Chiamati a rispondere al dolore umano

 

Molti di quelli che si sono prodigati per i diritti civili e che hanno operato nel movimento per la pace degli anni ne sono usciti stanchi e spesso cinici. Lo scoprire che la soluzione non dipendeva da loro, che si poteva fare molto poco, che non si ottenevano risultati visibili, ha tolto loro le energie, facendoli ripiegare sul loro io ferito, fuggire in un mondo di sogni e fantasie o unirsi per dispetto alla folla contro cui protestato. Non sorprende perciò scoprire che molti attivisti lottano contro le frustrazioni ricorrendo alla psicoterapia, o le negano con la droga, oppure tentano di alleviarle nel contesto di nuovi culti. La critica che si può fare agli anni sessanta non è che la protesta fosse senza senso, ma che non era abbastanza profonda, nel senso che non era radicata nella solitudine del cuore. Fino a quando solo la mente e le mani lavorano di conserva, ci si abitua presto a dipendere dai risultati delle nostre azioni e si tende a rinunciare se i risultati non si materializzano. Nella solitudine del cuore, invece, si può prestare orecchio attento ai dolori del mondo perché essi non ci appaiono estranei e sconosciuti bensì nostri, di noi stessi. Laggiù ci accorgeremo che ciò che è più universale è più personale e che in realtà nulla di ciò che è umano ci è estraneo.
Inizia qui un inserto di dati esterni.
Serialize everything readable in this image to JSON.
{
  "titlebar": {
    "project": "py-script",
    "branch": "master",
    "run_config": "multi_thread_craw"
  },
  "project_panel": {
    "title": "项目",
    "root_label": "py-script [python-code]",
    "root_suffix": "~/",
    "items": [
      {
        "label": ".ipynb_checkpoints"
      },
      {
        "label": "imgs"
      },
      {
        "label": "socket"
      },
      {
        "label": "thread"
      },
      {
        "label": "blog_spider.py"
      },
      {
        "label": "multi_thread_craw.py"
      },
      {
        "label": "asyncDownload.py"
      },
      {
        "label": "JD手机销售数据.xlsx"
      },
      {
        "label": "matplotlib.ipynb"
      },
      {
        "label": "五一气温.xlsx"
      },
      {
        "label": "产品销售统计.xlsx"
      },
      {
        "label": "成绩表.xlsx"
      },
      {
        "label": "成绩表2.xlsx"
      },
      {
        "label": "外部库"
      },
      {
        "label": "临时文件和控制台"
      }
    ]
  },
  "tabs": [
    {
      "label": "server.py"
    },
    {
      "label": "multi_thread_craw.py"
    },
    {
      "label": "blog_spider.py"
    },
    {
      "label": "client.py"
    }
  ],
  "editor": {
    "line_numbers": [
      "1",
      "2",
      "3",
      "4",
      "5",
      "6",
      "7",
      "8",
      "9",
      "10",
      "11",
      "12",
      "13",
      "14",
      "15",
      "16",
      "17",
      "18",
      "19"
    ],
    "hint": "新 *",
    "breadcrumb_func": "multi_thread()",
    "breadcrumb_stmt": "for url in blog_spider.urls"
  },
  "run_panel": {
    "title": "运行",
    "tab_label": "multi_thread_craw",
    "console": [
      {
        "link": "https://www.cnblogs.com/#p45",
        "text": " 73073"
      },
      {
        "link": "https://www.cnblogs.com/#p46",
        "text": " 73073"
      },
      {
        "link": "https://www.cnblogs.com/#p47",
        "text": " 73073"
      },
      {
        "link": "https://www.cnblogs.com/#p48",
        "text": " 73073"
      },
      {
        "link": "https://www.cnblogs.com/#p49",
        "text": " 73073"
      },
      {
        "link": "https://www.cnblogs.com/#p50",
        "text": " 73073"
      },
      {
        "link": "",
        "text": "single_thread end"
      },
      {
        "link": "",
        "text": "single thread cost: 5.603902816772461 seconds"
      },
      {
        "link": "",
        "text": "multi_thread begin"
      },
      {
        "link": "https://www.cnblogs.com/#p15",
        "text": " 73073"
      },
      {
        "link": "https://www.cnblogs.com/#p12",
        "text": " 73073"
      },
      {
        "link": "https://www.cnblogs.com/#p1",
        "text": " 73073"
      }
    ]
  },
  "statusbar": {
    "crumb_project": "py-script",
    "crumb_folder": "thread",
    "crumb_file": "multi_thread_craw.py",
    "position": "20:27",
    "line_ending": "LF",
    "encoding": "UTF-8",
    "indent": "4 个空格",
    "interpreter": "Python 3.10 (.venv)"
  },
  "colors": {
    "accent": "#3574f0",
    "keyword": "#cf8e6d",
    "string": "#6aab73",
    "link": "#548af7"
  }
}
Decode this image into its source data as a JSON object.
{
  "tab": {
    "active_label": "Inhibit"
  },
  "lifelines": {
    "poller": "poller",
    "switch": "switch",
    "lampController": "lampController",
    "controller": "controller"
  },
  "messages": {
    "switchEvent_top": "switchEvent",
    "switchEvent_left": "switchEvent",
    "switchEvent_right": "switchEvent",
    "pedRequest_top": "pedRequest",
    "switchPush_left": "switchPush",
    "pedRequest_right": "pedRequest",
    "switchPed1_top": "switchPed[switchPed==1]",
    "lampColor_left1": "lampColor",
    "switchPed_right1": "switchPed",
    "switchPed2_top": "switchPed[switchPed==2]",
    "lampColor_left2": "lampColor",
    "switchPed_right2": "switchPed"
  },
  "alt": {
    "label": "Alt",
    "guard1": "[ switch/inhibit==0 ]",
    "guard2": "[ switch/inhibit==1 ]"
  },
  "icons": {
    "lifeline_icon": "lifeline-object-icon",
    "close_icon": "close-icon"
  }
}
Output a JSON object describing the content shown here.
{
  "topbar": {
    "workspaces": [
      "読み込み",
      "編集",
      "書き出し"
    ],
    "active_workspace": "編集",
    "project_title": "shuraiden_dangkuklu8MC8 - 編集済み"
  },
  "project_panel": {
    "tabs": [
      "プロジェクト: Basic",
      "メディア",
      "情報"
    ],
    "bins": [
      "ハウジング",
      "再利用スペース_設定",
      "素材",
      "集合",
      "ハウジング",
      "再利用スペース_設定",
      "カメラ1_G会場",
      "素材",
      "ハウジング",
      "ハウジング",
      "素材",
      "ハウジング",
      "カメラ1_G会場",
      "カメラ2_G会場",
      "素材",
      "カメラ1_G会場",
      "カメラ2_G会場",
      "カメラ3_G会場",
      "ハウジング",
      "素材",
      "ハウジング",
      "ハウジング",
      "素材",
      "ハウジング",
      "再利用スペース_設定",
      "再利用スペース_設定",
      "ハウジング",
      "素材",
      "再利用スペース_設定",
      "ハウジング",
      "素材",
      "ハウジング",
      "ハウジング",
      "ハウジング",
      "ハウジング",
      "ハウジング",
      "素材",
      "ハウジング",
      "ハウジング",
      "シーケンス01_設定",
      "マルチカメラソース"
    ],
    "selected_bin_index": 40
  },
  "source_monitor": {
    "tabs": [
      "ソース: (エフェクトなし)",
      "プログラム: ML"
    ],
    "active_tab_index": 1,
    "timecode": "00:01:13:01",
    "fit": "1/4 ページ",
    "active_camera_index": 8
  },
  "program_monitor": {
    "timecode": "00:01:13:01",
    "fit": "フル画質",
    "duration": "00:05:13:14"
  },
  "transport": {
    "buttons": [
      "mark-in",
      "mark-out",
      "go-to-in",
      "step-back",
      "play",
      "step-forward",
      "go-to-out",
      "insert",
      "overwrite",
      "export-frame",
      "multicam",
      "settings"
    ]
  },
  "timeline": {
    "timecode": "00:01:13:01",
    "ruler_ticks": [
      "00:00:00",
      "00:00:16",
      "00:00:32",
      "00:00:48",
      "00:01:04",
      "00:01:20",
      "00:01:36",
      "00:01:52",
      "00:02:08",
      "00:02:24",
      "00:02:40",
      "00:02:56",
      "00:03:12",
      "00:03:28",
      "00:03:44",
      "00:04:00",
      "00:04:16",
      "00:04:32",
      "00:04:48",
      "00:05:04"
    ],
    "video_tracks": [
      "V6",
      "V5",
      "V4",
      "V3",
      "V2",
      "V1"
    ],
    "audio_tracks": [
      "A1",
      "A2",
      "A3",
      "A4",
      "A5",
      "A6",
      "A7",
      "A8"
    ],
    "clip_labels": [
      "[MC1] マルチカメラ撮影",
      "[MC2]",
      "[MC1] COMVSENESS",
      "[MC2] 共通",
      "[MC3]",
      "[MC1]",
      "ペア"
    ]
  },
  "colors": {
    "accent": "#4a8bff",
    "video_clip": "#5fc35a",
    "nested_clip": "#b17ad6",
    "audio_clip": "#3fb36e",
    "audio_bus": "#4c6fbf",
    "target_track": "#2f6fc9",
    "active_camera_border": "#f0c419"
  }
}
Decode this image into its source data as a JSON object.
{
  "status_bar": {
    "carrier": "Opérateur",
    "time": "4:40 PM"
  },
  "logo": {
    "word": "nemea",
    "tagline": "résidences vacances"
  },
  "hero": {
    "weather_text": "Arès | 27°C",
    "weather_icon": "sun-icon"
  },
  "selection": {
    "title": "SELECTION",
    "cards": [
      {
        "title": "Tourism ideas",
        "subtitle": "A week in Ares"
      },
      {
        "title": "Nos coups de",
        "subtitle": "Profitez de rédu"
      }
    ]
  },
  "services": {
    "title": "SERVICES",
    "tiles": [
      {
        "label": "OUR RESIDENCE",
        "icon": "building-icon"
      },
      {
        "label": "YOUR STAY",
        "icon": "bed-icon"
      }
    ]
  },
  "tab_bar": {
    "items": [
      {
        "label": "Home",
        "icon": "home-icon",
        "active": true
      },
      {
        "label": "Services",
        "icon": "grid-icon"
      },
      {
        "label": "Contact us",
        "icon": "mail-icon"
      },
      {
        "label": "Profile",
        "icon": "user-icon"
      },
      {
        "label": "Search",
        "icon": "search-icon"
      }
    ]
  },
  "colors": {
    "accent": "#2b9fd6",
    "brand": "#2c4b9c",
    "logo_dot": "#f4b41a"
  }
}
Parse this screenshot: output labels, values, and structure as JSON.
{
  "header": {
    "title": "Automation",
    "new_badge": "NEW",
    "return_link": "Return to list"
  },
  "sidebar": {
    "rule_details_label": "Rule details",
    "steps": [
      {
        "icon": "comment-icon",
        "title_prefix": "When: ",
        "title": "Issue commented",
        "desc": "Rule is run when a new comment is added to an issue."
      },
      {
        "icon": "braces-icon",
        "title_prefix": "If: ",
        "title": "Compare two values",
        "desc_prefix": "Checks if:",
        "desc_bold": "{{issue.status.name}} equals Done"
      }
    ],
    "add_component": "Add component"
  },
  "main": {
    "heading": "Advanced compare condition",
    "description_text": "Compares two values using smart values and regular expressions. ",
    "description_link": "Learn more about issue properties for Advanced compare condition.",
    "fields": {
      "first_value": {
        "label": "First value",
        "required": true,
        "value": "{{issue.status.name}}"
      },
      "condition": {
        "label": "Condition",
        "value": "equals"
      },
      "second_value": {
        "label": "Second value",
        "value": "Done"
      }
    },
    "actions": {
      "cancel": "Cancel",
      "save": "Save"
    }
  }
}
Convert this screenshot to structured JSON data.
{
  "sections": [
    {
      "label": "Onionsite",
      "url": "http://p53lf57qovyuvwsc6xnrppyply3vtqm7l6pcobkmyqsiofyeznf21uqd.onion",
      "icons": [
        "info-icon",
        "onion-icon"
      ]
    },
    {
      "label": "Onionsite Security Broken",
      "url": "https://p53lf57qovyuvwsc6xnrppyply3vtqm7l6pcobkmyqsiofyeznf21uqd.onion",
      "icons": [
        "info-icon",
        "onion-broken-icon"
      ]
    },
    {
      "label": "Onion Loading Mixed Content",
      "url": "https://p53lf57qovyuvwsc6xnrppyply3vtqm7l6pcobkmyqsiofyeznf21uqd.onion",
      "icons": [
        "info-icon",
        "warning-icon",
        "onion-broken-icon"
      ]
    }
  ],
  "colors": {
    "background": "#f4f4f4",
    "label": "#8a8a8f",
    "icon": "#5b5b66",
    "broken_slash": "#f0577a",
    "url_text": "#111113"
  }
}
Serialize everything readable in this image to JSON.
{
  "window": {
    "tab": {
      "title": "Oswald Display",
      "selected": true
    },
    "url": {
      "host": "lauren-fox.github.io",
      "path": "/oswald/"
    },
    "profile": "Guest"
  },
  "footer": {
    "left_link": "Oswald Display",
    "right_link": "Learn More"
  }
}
Laggiù potremo sentire che la crudele realtà della storia è invero la realtà del cuore umano, compreso il nostro, e che la protesta esige, anzitutto, una confessione della nostra partecipazione alla condizione umana. E da laggiù potremo rispondere.
Il proclamare che, come individui, siamo responsabili di tutto il dolore umano ci paralizzerebbe, ma il dire che siamo chiamati a rispondergli è un messaggio liberatore. Perché da una solidarietà intima con i nostri fratelli scaturisce il primo tentativo di alleviarne le pene.